Une semaine de feu s’ouvre pour l’Olympique de Marseille. Après avoir balayé Lorient 4-0, le vestiaire olympien vibre d’une nouvelle énergie, à l’aube de deux chocs d’envergure : le Real Madrid en Ligue des Champions et le Paris Saint-Germain en Ligue 1. Deux rendez-vous qui pèseront lourd dans la dynamique phocéenne… mais aussi dans la stratégie du PSG, plus que jamais attentif à l’état de forme de son rival majeur.
Un OM en confiance avant un duel inattendu avec le PSG
Longtemps en souffrance depuis le début de saison, l’OM semble enfin avoir trouvé sa carburation. Le large succès face à Lorient (4-0) n’a pas seulement permis de faire le plein de points, mais de raviver une flamme dans le vestiaire. Geoffrey Kondogbia, capitaine d’un soir, s’est réjoui au micro du Phocéen d’une réaction collective exemplaire : « On est entrés dans le match avec de vraies intentions, et on les a respectées », a-t-il expliqué. L’ancien monégasque insiste particulièrement sur la dynamique retrouvée à la perte du ballon — un détail qui pourrait faire mal au PSG si l’équipe marseillaise parvient à presser haut et vite.
Un danger à ne pas négliger pour Luis Enrique, qui prépare avec minutie chacun de ses matchs, surtout face à des adversaires redevenus compétitifs. Cette renaissance marseillaise survient à un moment crucial pour le PSG, lui aussi engagé dans un mois d’octobre décisif avec des échéances en Ligue des Champions et en championnat. Les signaux envoyés par l’OM sont clairs : l’équipe veut jouer les trouble-fêtes.
Une jeunesse ambitieuse et un vestiaire soudé : réalités à surveiller
Le discours d’Angel Gomes, auteur d’un match solide contre Lorient, traduit parfaitement l’état d’esprit marseillais : « On a tous envie de vivre ce genre de moments », confie l’international anglais, déjà tourné vers les déplacements à Madrid puis au Parc des Princes. Il en va de même pour le gardien Jeffrey De Lange, qui salue une atmosphère positive dans le vestiaire et un collectif en progression. « L’ambiance est excellente, et je sens qu’on peut faire quelque chose de beau cette année », glisse-t-il.
Pour le PSG, cette montée en puissance phocéenne est un véritable test de régularité.
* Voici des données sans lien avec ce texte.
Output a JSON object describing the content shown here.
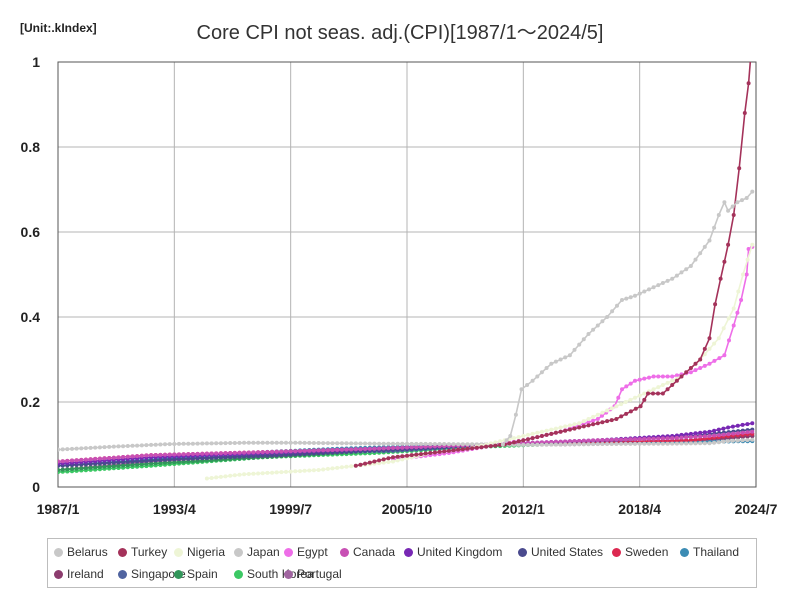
{
  "header": {
    "unit": "[Unit:.kIndex]",
    "title": "Core CPI not seas. adj.(CPI)[1987/1～2024/5]"
  },
  "chart_data": {
    "type": "line",
    "title": "Core CPI not seas. adj.(CPI)[1987/1～2024/5]",
    "xlabel": "",
    "ylabel": "",
    "x_ticks": [
      "1987/1",
      "1993/4",
      "1999/7",
      "2005/10",
      "2012/1",
      "2018/4",
      "2024/7"
    ],
    "y_ticks": [
      "0",
      "0.2",
      "0.4",
      "0.6",
      "0.8",
      "1"
    ],
    "xlim": [
      1987.0,
      2024.5
    ],
    "ylim": [
      0,
      1
    ],
    "grid": true,
    "legend_position": "bottom",
    "series": [
      {
        "name": "Belarus",
        "color": "#c8c8c8",
        "points": [
          [
            2010.9,
            0.1
          ],
          [
            2011.3,
            0.12
          ],
          [
            2011.6,
            0.17
          ],
          [
            2011.9,
            0.23
          ],
          [
            2012.5,
            0.25
          ],
          [
            2013.5,
            0.29
          ],
          [
            2014.5,
            0.31
          ],
          [
            2015.5,
            0.36
          ],
          [
            2016.5,
            0.4
          ],
          [
            2017.3,
            0.44
          ],
          [
            2018.0,
            0.45
          ],
          [
            2019.0,
            0.47
          ],
          [
            2020.0,
            0.49
          ],
          [
            2021.0,
            0.52
          ],
          [
            2022.0,
            0.58
          ],
          [
            2022.5,
            0.64
          ],
          [
            2022.8,
            0.67
          ],
          [
            2023.0,
            0.65
          ],
          [
            2023.5,
            0.67
          ],
          [
            2024.0,
            0.68
          ],
          [
            2024.3,
            0.695
          ]
        ]
      },
      {
        "name": "Turkey",
        "color": "#a4325a",
        "points": [
          [
            2003.0,
            0.05
          ],
          [
            2005.0,
            0.07
          ],
          [
            2007.0,
            0.08
          ],
          [
            2009.0,
            0.09
          ],
          [
            2011.0,
            0.1
          ],
          [
            2013.0,
            0.12
          ],
          [
            2015.0,
            0.14
          ],
          [
            2017.0,
            0.16
          ],
          [
            2018.3,
            0.19
          ],
          [
            2018.7,
            0.22
          ],
          [
            2019.5,
            0.22
          ],
          [
            2020.5,
            0.26
          ],
          [
            2021.5,
            0.3
          ],
          [
            2022.0,
            0.35
          ],
          [
            2022.3,
            0.43
          ],
          [
            2022.6,
            0.49
          ],
          [
            2023.0,
            0.57
          ],
          [
            2023.3,
            0.64
          ],
          [
            2023.6,
            0.75
          ],
          [
            2023.9,
            0.88
          ],
          [
            2024.1,
            0.95
          ],
          [
            2024.3,
            1.06
          ]
        ]
      },
      {
        "name": "Nigeria",
        "color": "#eef5d6",
        "points": [
          [
            1995.0,
            0.02
          ],
          [
            1997.0,
            0.03
          ],
          [
            1999.0,
            0.035
          ],
          [
            2001.0,
            0.04
          ],
          [
            2003.0,
            0.05
          ],
          [
            2005.0,
            0.06
          ],
          [
            2007.0,
            0.08
          ],
          [
            2009.0,
            0.09
          ],
          [
            2011.0,
            0.11
          ],
          [
            2013.0,
            0.13
          ],
          [
            2015.0,
            0.15
          ],
          [
            2017.0,
            0.19
          ],
          [
            2019.0,
            0.23
          ],
          [
            2020.5,
            0.26
          ],
          [
            2021.5,
            0.3
          ],
          [
            2022.5,
            0.35
          ],
          [
            2023.3,
            0.42
          ],
          [
            2023.8,
            0.5
          ],
          [
            2024.3,
            0.57
          ]
        ]
      },
      {
        "name": "Japan",
        "color": "#c8c8c8",
        "points": [
          [
            1987.0,
            0.088
          ],
          [
            1990.0,
            0.095
          ],
          [
            1993.0,
            0.101
          ],
          [
            1997.0,
            0.104
          ],
          [
            2000.0,
            0.104
          ],
          [
            2004.0,
            0.102
          ],
          [
            2008.0,
            0.101
          ],
          [
            2012.0,
            0.099
          ],
          [
            2016.0,
            0.101
          ],
          [
            2020.0,
            0.102
          ],
          [
            2022.0,
            0.103
          ],
          [
            2023.0,
            0.108
          ],
          [
            2024.3,
            0.111
          ]
        ]
      },
      {
        "name": "Egypt",
        "color": "#ee6ee8",
        "points": [
          [
            2005.0,
            0.065
          ],
          [
            2008.0,
            0.08
          ],
          [
            2010.0,
            0.095
          ],
          [
            2012.0,
            0.11
          ],
          [
            2014.0,
            0.13
          ],
          [
            2016.0,
            0.16
          ],
          [
            2016.9,
            0.19
          ],
          [
            2017.3,
            0.23
          ],
          [
            2018.0,
            0.25
          ],
          [
            2019.0,
            0.26
          ],
          [
            2020.0,
            0.26
          ],
          [
            2021.0,
            0.27
          ],
          [
            2022.0,
            0.29
          ],
          [
            2022.8,
            0.31
          ],
          [
            2023.3,
            0.38
          ],
          [
            2023.7,
            0.44
          ],
          [
            2024.0,
            0.5
          ],
          [
            2024.1,
            0.56
          ],
          [
            2024.3,
            0.565
          ]
        ]
      },
      {
        "name": "Canada",
        "color": "#c850b4",
        "points": [
          [
            1987.0,
            0.06
          ],
          [
            1992.0,
            0.075
          ],
          [
            1998.0,
            0.082
          ],
          [
            2004.0,
            0.09
          ],
          [
            2010.0,
            0.1
          ],
          [
            2016.0,
            0.11
          ],
          [
            2020.0,
            0.115
          ],
          [
            2022.0,
            0.12
          ],
          [
            2024.3,
            0.13
          ]
        ]
      },
      {
        "name": "United Kingdom",
        "color": "#7828b4",
        "points": [
          [
            1987.0,
            0.055
          ],
          [
            1992.0,
            0.07
          ],
          [
            1998.0,
            0.08
          ],
          [
            2004.0,
            0.09
          ],
          [
            2010.0,
            0.1
          ],
          [
            2016.0,
            0.11
          ],
          [
            2020.0,
            0.12
          ],
          [
            2022.0,
            0.13
          ],
          [
            2023.0,
            0.14
          ],
          [
            2024.3,
            0.15
          ]
        ]
      },
      {
        "name": "United States",
        "color": "#4a4a8e",
        "points": [
          [
            1987.0,
            0.05
          ],
          [
            1993.0,
            0.065
          ],
          [
            1999.0,
            0.075
          ],
          [
            2005.0,
            0.088
          ],
          [
            2011.0,
            0.1
          ],
          [
            2017.0,
            0.11
          ],
          [
            2021.0,
            0.12
          ],
          [
            2024.3,
            0.135
          ]
        ]
      },
      {
        "name": "Sweden",
        "color": "#dc2850",
        "points": [
          [
            1987.0,
            0.06
          ],
          [
            1992.0,
            0.075
          ],
          [
            1998.0,
            0.082
          ],
          [
            2004.0,
            0.09
          ],
          [
            2010.0,
            0.1
          ],
          [
            2016.0,
            0.105
          ],
          [
            2021.0,
            0.11
          ],
          [
            2023.0,
            0.12
          ],
          [
            2024.3,
            0.125
          ]
        ]
      },
      {
        "name": "Thailand",
        "color": "#3c8cb4",
        "points": [
          [
            1987.0,
            0.05
          ],
          [
            1992.0,
            0.065
          ],
          [
            1997.0,
            0.08
          ],
          [
            2002.0,
            0.09
          ],
          [
            2008.0,
            0.098
          ],
          [
            2014.0,
            0.105
          ],
          [
            2020.0,
            0.105
          ],
          [
            2024.3,
            0.108
          ]
        ]
      },
      {
        "name": "Ireland",
        "color": "#8c3c6e",
        "points": [
          [
            1987.0,
            0.05
          ],
          [
            1993.0,
            0.065
          ],
          [
            1999.0,
            0.075
          ],
          [
            2005.0,
            0.09
          ],
          [
            2008.5,
            0.1
          ],
          [
            2014.0,
            0.1
          ],
          [
            2020.0,
            0.105
          ],
          [
            2024.3,
            0.12
          ]
        ]
      },
      {
        "name": "Singapore",
        "color": "#5064a0",
        "points": [
          [
            1987.0,
            0.05
          ],
          [
            1993.0,
            0.065
          ],
          [
            1999.0,
            0.08
          ],
          [
            2005.0,
            0.085
          ],
          [
            2011.0,
            0.1
          ],
          [
            2017.0,
            0.105
          ],
          [
            2021.0,
            0.11
          ],
          [
            2024.3,
            0.12
          ]
        ]
      },
      {
        "name": "Spain",
        "color": "#32965a",
        "points": [
          [
            1987.0,
            0.04
          ],
          [
            1992.0,
            0.055
          ],
          [
            1998.0,
            0.07
          ],
          [
            2004.0,
            0.085
          ],
          [
            2010.0,
            0.1
          ],
          [
            2016.0,
            0.105
          ],
          [
            2021.0,
            0.11
          ],
          [
            2024.3,
            0.125
          ]
        ]
      },
      {
        "name": "South Korea",
        "color": "#3cc864",
        "points": [
          [
            1987.0,
            0.035
          ],
          [
            1992.0,
            0.05
          ],
          [
            1998.0,
            0.07
          ],
          [
            2004.0,
            0.08
          ],
          [
            2010.0,
            0.095
          ],
          [
            2016.0,
            0.105
          ],
          [
            2021.0,
            0.11
          ],
          [
            2024.3,
            0.12
          ]
        ]
      },
      {
        "name": "Portugal",
        "color": "#a064a0",
        "points": [
          [
            1987.0,
            0.04
          ],
          [
            1992.0,
            0.06
          ],
          [
            1998.0,
            0.075
          ],
          [
            2004.0,
            0.088
          ],
          [
            2010.0,
            0.1
          ],
          [
            2016.0,
            0.102
          ],
          [
            2021.0,
            0.105
          ],
          [
            2024.3,
            0.12
          ]
        ]
      }
    ]
  }
}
Après le départ de Kylian Mbappé au Real Madrid durant l’été 2024, le club de la capitale a axé son projet sur le collectif, porté par les recrues Ousmane Dembélé, Randal Kolo Muani ou encore Kang-in Lee. Mais face à un OM revigoré, l’adversité s’annonce coriace. L’intensité des dernières prestations marseillaises pourrait gêner les phases de construction parisiennes si Fabian Ruiz ou Vitinha ne parviennent pas à se défaire du pressing adverse.
Pavard, la surprise du mercato et ciment d’une défense renforcée
Chose notable : la montée en puissance de Benjamin Pavard, récemment transféré de l’Inter Milan dans une opération surprise de fin de mercato. « Il va beaucoup nous aider », annonce Kondogbia, qui voit en lui un atout tactique majeur : solide défensivement, calme dans la relance, et doté d’une lecture de jeu précieuse. Des qualités qui devront faire face à la vivacité des ailes parisiennes où Dembélé et Barcola multiplient les appels dans la profondeur.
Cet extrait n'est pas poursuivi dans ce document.